Overall, 23 percent of the students were either overweight or obese when they entered college, and 41 percent fit one of those categories as they neared completion of their senior year. That’s a troubling statistic, since “one’s weight as a young adult is a predictor of the trajectory of one’s adult weight,” the researchers note.
The senior-year survey of eating habits yielded an odd finding: The students’ “average daily caloric intake remained lower than the needs of most college students.”
“This caloric deficit did not match the observed weight gain,” the researchers write. This is a dry way of saying study participants were either less than truthful in recounting their eating habits, or were largely oblivious regarding how much they were consuming.
Another piece of self-reporting did track with the students’ weight gain. Only 15 percent reported they engaged in the American Heart Association’s recommended half-hour of moderate physical activity five days a week.

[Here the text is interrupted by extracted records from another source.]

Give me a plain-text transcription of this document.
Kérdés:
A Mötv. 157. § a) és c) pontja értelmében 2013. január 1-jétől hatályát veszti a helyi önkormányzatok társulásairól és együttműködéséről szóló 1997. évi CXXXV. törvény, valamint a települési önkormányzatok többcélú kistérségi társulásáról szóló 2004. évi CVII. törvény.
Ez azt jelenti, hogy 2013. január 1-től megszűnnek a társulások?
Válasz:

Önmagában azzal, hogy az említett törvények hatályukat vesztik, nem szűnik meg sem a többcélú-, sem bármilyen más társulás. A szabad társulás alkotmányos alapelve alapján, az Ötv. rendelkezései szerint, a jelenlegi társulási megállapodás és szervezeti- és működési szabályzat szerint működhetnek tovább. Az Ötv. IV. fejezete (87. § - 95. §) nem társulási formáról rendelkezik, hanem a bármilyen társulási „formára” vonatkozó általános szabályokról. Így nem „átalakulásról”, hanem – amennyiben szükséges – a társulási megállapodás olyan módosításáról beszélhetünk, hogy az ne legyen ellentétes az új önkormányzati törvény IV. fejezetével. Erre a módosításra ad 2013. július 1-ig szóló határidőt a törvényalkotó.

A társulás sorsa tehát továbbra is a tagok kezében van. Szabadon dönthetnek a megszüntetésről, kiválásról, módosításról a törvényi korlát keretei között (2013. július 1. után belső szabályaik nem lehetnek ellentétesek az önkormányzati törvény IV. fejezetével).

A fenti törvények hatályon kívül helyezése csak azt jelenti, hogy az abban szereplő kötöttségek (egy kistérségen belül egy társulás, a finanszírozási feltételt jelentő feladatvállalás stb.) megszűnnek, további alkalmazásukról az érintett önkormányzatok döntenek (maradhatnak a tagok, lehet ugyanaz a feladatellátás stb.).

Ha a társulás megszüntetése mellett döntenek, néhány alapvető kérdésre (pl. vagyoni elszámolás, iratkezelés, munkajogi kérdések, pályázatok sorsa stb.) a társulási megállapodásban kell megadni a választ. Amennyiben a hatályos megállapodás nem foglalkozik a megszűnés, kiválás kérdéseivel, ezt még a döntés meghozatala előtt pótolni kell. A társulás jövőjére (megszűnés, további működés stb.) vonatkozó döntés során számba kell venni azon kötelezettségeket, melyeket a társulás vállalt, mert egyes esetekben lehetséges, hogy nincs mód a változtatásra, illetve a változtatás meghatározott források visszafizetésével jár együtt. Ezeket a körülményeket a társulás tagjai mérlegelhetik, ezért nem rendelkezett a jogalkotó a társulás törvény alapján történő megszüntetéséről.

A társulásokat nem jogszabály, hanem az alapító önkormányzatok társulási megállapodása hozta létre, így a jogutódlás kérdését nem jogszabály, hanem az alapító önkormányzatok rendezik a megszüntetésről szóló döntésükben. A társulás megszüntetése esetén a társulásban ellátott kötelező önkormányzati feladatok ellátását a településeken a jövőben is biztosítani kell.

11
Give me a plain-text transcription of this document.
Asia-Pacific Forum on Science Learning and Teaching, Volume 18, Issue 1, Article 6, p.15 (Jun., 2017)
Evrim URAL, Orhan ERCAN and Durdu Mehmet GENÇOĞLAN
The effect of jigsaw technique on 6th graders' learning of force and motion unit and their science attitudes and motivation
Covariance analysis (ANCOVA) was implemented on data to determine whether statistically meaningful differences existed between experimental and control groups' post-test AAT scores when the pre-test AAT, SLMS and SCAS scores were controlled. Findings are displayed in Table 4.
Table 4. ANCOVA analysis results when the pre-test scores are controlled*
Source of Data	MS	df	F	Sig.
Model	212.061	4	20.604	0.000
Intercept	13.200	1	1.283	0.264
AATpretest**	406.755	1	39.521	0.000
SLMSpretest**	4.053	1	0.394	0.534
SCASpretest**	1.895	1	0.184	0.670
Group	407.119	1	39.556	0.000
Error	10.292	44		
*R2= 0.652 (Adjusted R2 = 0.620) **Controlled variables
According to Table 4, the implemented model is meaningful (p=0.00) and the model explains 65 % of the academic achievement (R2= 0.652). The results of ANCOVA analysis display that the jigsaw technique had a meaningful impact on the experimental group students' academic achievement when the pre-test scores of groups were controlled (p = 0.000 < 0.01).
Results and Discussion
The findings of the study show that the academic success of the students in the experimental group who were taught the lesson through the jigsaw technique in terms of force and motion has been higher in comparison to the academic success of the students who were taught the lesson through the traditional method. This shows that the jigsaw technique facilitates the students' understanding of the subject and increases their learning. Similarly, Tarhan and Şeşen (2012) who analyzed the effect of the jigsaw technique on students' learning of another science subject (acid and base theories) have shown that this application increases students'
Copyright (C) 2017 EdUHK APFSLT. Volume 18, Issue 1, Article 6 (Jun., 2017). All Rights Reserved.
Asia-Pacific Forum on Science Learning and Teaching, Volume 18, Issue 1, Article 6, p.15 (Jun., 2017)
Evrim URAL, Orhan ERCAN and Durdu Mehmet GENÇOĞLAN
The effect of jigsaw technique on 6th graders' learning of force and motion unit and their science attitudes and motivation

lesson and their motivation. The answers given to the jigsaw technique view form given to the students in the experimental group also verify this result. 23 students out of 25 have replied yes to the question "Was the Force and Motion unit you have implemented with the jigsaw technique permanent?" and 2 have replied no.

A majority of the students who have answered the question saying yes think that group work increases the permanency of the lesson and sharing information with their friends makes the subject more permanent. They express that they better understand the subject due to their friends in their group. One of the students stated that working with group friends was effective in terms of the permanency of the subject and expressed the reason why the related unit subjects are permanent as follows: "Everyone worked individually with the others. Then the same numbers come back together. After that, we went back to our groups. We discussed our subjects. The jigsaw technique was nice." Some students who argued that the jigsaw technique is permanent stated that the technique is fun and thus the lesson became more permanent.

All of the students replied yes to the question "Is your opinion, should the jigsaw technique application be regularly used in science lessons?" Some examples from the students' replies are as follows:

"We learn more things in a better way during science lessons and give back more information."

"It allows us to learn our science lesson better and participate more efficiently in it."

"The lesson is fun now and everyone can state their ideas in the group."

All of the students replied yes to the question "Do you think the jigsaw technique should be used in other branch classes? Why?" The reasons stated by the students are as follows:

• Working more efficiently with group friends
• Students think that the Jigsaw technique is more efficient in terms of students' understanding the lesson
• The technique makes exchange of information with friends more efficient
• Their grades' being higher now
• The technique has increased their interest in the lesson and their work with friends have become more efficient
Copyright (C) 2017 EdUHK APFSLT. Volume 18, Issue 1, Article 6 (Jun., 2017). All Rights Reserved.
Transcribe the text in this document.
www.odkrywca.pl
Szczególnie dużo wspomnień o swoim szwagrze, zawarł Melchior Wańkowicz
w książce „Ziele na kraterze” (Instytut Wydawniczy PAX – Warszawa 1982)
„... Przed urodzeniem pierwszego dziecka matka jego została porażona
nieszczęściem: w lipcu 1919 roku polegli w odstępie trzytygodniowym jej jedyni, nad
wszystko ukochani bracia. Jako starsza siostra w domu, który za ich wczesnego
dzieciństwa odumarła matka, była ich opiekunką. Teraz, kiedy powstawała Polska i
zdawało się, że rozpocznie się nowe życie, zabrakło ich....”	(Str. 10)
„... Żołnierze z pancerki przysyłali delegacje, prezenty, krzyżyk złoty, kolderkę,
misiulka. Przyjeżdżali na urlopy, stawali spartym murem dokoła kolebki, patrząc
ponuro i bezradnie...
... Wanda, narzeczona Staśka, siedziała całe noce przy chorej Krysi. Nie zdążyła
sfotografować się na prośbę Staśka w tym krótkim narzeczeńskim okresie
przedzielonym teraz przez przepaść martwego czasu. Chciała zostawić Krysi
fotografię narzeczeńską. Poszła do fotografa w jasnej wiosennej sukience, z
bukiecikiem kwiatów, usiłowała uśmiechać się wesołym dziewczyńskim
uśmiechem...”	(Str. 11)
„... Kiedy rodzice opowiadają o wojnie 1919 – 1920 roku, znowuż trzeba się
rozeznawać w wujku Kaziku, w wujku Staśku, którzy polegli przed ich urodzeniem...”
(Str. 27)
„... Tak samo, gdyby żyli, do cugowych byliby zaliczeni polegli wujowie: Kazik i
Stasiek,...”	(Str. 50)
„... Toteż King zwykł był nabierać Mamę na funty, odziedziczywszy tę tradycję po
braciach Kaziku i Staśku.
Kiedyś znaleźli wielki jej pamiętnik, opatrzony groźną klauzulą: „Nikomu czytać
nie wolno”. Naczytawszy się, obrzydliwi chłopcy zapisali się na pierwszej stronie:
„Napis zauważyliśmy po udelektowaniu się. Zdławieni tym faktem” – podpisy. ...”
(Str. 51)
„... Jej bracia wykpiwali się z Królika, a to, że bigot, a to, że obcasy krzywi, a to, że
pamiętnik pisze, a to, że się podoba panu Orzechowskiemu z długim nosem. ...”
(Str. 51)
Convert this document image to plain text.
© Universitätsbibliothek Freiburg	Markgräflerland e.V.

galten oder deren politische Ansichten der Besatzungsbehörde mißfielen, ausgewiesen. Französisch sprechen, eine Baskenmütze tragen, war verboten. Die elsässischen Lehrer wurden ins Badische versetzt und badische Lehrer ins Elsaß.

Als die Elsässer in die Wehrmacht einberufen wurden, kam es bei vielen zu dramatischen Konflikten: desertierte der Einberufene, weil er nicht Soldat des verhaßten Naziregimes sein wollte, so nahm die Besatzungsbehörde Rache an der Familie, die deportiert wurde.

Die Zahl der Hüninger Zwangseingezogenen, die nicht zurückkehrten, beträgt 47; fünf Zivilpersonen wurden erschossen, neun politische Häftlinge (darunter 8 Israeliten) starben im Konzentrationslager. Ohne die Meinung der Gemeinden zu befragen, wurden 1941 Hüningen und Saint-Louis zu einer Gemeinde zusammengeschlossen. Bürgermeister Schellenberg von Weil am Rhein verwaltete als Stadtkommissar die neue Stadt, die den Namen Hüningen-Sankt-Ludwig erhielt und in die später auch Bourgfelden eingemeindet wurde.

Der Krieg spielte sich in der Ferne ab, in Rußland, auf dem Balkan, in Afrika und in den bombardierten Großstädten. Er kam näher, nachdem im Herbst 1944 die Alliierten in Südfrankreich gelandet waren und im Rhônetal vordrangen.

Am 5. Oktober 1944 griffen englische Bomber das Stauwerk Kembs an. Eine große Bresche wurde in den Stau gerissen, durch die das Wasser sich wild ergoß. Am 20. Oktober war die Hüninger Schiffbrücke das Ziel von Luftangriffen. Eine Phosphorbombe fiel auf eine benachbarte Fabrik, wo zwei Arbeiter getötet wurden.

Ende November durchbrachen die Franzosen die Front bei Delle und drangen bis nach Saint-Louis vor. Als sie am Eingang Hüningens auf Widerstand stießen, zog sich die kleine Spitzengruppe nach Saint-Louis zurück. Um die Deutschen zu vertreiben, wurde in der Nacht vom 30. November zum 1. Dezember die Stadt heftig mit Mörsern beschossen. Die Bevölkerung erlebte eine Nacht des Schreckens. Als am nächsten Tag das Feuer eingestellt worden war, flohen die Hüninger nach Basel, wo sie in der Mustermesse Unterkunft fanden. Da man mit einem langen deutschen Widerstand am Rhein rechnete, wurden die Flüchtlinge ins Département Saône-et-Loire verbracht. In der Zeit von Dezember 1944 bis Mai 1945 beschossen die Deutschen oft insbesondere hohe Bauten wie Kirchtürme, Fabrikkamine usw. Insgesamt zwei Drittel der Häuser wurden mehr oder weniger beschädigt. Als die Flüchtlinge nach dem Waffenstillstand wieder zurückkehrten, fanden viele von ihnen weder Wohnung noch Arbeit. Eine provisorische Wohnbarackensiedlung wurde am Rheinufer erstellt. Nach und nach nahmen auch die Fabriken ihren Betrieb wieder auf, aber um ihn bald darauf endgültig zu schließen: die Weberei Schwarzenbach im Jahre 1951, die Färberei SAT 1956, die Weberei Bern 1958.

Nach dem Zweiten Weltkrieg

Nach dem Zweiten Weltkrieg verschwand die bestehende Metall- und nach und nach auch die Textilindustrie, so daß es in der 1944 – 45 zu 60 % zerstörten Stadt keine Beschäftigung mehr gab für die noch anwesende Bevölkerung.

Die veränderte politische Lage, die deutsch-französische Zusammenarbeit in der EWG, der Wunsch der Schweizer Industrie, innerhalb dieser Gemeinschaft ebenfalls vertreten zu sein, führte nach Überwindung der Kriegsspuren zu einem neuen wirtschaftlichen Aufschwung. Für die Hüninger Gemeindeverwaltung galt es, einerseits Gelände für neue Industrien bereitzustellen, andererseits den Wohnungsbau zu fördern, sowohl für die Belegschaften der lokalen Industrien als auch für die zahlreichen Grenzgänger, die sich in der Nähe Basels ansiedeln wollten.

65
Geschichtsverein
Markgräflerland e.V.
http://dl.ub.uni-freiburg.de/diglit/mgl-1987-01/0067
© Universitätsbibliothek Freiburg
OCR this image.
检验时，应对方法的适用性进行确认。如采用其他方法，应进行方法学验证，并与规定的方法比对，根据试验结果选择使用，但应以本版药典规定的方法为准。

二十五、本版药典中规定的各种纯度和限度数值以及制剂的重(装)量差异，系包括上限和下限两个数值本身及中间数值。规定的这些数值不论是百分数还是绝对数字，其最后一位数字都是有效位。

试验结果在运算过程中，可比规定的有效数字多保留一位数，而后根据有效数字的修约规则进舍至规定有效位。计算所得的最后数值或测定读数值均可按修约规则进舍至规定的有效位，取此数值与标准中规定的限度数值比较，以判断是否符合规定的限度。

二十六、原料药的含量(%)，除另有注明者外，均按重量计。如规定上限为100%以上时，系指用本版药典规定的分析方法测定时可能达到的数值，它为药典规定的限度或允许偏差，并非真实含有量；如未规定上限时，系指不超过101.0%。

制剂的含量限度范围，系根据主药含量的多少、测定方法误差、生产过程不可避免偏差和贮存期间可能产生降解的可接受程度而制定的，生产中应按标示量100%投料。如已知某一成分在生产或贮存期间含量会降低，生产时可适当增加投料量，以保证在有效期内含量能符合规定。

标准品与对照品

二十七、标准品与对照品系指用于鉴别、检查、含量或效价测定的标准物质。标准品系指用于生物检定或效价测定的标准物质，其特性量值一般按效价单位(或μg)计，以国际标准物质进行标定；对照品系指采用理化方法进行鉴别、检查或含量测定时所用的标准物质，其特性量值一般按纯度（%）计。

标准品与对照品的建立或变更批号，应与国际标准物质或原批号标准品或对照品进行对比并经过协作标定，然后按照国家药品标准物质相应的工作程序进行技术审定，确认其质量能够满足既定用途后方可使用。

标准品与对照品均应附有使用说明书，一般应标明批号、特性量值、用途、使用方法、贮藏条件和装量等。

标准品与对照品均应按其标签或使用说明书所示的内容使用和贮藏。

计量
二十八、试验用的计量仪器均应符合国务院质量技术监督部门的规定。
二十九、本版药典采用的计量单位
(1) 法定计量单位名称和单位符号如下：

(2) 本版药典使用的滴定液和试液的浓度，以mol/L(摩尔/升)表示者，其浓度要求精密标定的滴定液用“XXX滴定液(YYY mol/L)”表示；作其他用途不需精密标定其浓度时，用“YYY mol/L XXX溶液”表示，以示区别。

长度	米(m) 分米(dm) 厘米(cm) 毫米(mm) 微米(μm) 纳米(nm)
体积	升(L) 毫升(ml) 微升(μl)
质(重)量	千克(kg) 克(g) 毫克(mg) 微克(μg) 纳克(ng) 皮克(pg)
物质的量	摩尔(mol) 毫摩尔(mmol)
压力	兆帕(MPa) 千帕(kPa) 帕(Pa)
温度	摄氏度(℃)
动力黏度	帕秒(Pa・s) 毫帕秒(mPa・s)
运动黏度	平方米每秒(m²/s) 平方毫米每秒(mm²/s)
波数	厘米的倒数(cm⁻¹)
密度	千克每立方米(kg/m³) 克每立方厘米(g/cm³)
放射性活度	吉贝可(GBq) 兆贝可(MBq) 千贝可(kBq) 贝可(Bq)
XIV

That figure is surprising and discouraging, given that “participants originally signed up for a study on incentivizing physical activity.”
“Theoretically,” the researchers write, “this should have been a motivated population that was more inclined to physical activity than a random sample.”
So what is it about college that encourages overeating and sedentary behavior? Given that late adolescence is often a time when lifelong habits are established, it is important to find out.
In the meantime, be grateful for the flowing design of those graduation gowns.